И тем резче противоположность с теплым домом, светлым и приветливым, куда мы наконец пришли.
В те годы в Москве находились люди промежуточной позиции (между «нами» и «ими»). Преуспевали они «там», но и прежних друзей не забывали. Некоторые из «нас» благодаря этому и выжили. Доктор, к которому шли мы, был именно из таких. Временами устраивались у него сборища – литераторов и художников, музыкантов, актеров. Практика в Кремле позволяла ему иметь порядочную квартиру, теплую, с электричеством, доставать коньяк, питаться по-человечески… какая роскошь для времен проклятой «пшенки»! Доктор был любителем «наук и искусств». Кружок, у него собиравшийся, назывался «Академия неугомонных»; цель его – давать передышку в страшной жизни и вообще: жить! хоть минутами. Вяч. Иванов сочинил гимн академический. (Начинался он словами: «Не огни святого Эльма…» Кажется, была и музыка к нему, если не ошибаюсь, А.Т. Гречанинова, одного из основателей кружка.)
Чуть ли не гимном этим нас и встретили.

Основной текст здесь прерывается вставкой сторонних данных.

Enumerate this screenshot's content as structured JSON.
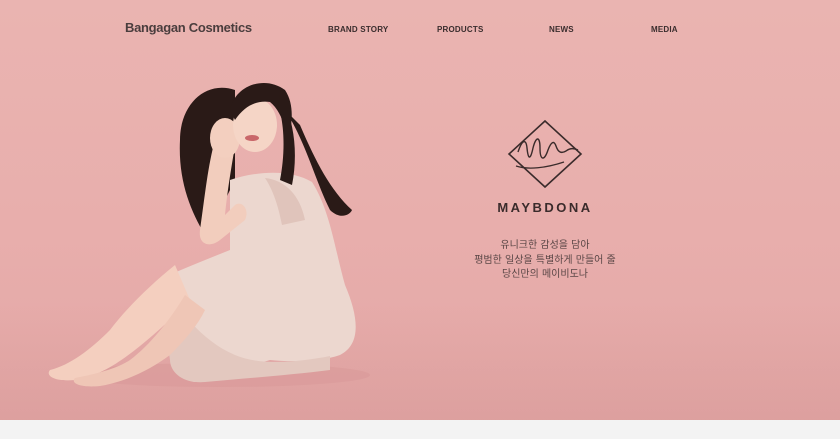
{
  "header": {
    "logo_text": "Bangagan Cosmetics",
    "nav": {
      "brand_story": "BRAND STORY",
      "products": "PRODUCTS",
      "news": "NEWS",
      "media": "MEDIA"
    }
  },
  "hero": {
    "background_color": "#e9b1af",
    "brand_name": "MAYBDONA",
    "tagline": [
      "유니크한 감성을 담아",
      "평범한 일상을 특별하게 만들어 줄",
      "당신만의 메이비도나"
    ]
  }
}
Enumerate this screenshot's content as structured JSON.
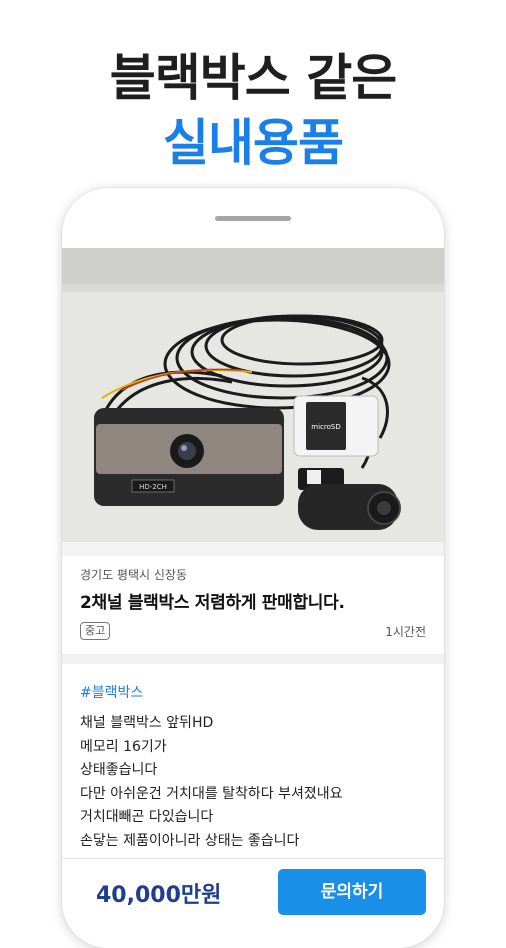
{
  "headline": {
    "line1": "블랙박스 같은",
    "line2": "실내용품"
  },
  "listing": {
    "location": "경기도 평택시 신장동",
    "title": "2채널 블랙박스 저렴하게 판매합니다.",
    "condition_badge": "중고",
    "posted_time": "1시간전",
    "hashtag": "#블랙박스",
    "description_lines": [
      "채널 블랙박스 앞뒤HD",
      "메모리 16기가",
      "상태좋습니다",
      "다만 아쉬운건 거치대를 탈착하다 부셔졌내요",
      "거치대빼곤 다있습니다",
      "손닿는 제품이아니라 상태는 좋습니다"
    ]
  },
  "product_photo": {
    "device_label": "HD-2CH",
    "card_label": "microSD"
  },
  "bottom_bar": {
    "price": "40,000만원",
    "inquire_button": "문의하기"
  },
  "colors": {
    "accent_blue": "#1a7fe8",
    "price_navy": "#1e3e8f",
    "button_blue": "#1a8fe8"
  }
}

Помню Гречанинова с женой, веселых и оживленных, самого доктора (позже, когда помирал я от тифа, в числе других и он меня вытаскивал…). Главное, помню ощущение дружественности, свободы, изящества, своего
художнического круга. Москвин и Юон, Гречанинов и Сологуб, Вячеслав Иванов, Чулков – это не литовские большевики. Хозяин кормил нас, поил, ухаживал – видно было, что ему занятно, делает он это от души. Что-то играли на рояле, много болтали, хохотали, рассказывали о музее и скандале. Потом Сологуб читал – и читал много, замечательно – в редком ударе находился, да и мы не в обычном состоянии. Этот пир артистический если был и «во время чумы», то с иным настроением, но не будничный, в странном сочетании восторга и беды, вокруг нас завивавшейся. Кажется, Сологуб договаривал последние свои слова, было это как бы прощание со всею нашей жизнью. Никогда раньше не пронзали так его стихи (да и читал он много; мы не замечали времени – до четырех часов).